Adopted approximately one year ago, the ramifications of California’s Global Warming Solutions Act of 2006, commonly referred to as Assembly Bill or AB 32, are being felt by California’s development community. AB 32 will likely affect the price of fuels, electricity, and raw building materials, as well as the urban fabric, design, and “feel” of our cities.
AB 32 and CEQA
AB 32 establishes a goal of reducing California greenhouse gas emissions (GHGs) to 1990 levels by 2020—roughly a 30 to 35% decrease from the current levels. Governor Schwarzenegger further mandated that by 2050, GHG emissions are to be “capped” at 80% below those 1990 levels. Imagine maintaining your current levels of economic prosperity emitting 35% less carbon—then using 80% less than that!
While AB 32 makes no specific reference to CEQA, the Office of California’s Attorney General (AG) Jerry Brown Jr. has determined that climate change should be considered under CEQA (a mandate implicitly confirmed with the enactment of Senate Bill (SB 97, discussed below). The AG recently settled a suit against San Bernardino County and a challenge to the expansion of a ConocoPhillips petrochemical refinery in Rodeo, California. Both challenges were brought on the basis that the projects’ environmental impact reports (EIRs) required by CEQA failed to adequately address impacts of global warming.
Evaluating GHG Emissions in CEQA Documents
That climate change must be evaluated under CEQA leaves environmental practitioners with numerous open questions. For example, what are the key environmental areas affected by climate change and what constitutes a “significant impact” upon climate change and how can it be mitigated?
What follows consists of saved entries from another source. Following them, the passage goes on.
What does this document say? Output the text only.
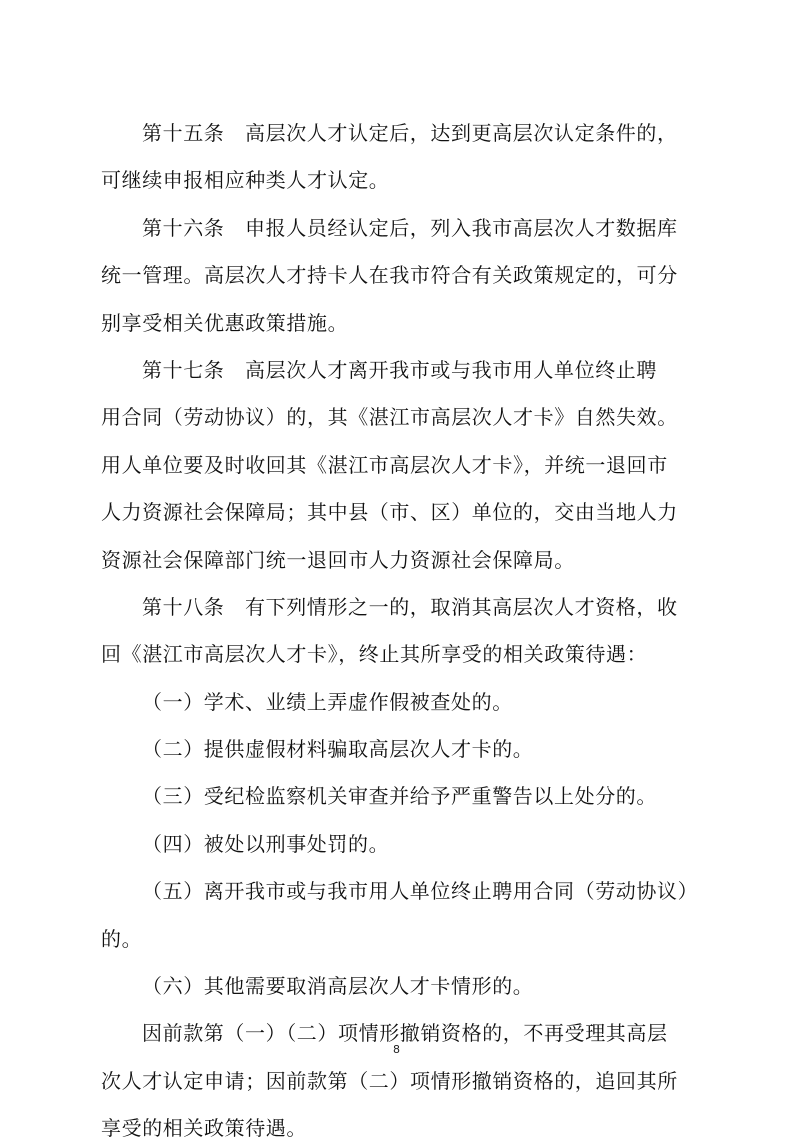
第十五条　高层次人才认定后，达到更高层次认定条件的，

可继续申报相应种类人才认定。

第十六条　申报人员经认定后，列入我市高层次人才数据库

统一管理。高层次人才持卡人在我市符合有关政策规定的，可分

别享受相关优惠政策措施。

第十七条　高层次人才离开我市或与我市用人单位终止聘

用合同（劳动协议）的，其《湛江市高层次人才卡》自然失效。

用人单位要及时收回其《湛江市高层次人才卡》，并统一退回市

人力资源社会保障局；其中县（市、区）单位的，交由当地人力

资源社会保障部门统一退回市人力资源社会保障局。

第十八条　有下列情形之一的，取消其高层次人才资格，收

回《湛江市高层次人才卡》，终止其所享受的相关政策待遇：

（一）学术、业绩上弄虚作假被查处的。

（二）提供虚假材料骗取高层次人才卡的。

（三）受纪检监察机关审查并给予严重警告以上处分的。

（四）被处以刑事处罚的。

（五）离开我市或与我市用人单位终止聘用合同（劳动协议）

的。

（六）其他需要取消高层次人才卡情形的。

因前款第（一）（二）项情形撤销资格的，不再受理其高层

次人才认定申请；因前款第（二）项情形撤销资格的，追回其所

享受的相关政策待遇。

8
To date, when designing an appropriate strategy to address climate change under CEQA, most experts agree that: (1) GHG emissions from any given project will be individually limited but cumulatively considerable; and (2) the climate change section in CEQA documents should provide the regulatory and scientific background on climate change in California. The consensus, however, seemingly ends there.
The AG further asserts that lead agencies must quantify the GHG emissions from the proposed project, making a determination whether or not those emissions will result in cumulatively significant impacts. Lead agencies must then identify and adopt all feasible mitigation measures to minimize the project’s effect on global warming.
Other practitioners allege the AG’s assertions go beyond CEQA’s mandates and that under the “regular” rules established by the CEQA Guidelines and applicable case law, lead agencies are not required to evaluate “speculative” environmental impacts such as climate change. At the other end of the spectrum, still others have asserted that any new emissions generated by a project should be considered significant, thus requiring mitigation. The confusion inherent in these approaches, coupled with the fear that climate change based CEQA litigation could grind development in California to a halt, partially led to the adoption of SB 97.
SB 97 To The Rescue?
On August 24, 2007, SB 97 was passed, exempting certain state-funded development projects from legal challenge for failure to adequately evaluate climate change impacts under CEQA. In addition, SB 97 also requires the California Office of Planning and Research (OPR) to prepare and develop CEQA guidelines for the evaluation of GHG emissions. SB 97 mandates that the California Air Resources Board certify and adopt the guidelines by January 1, 2010. Given the current lack of an officially sanctioned approach to analyzing GHG emissions, any regulatory guidance will be welcome.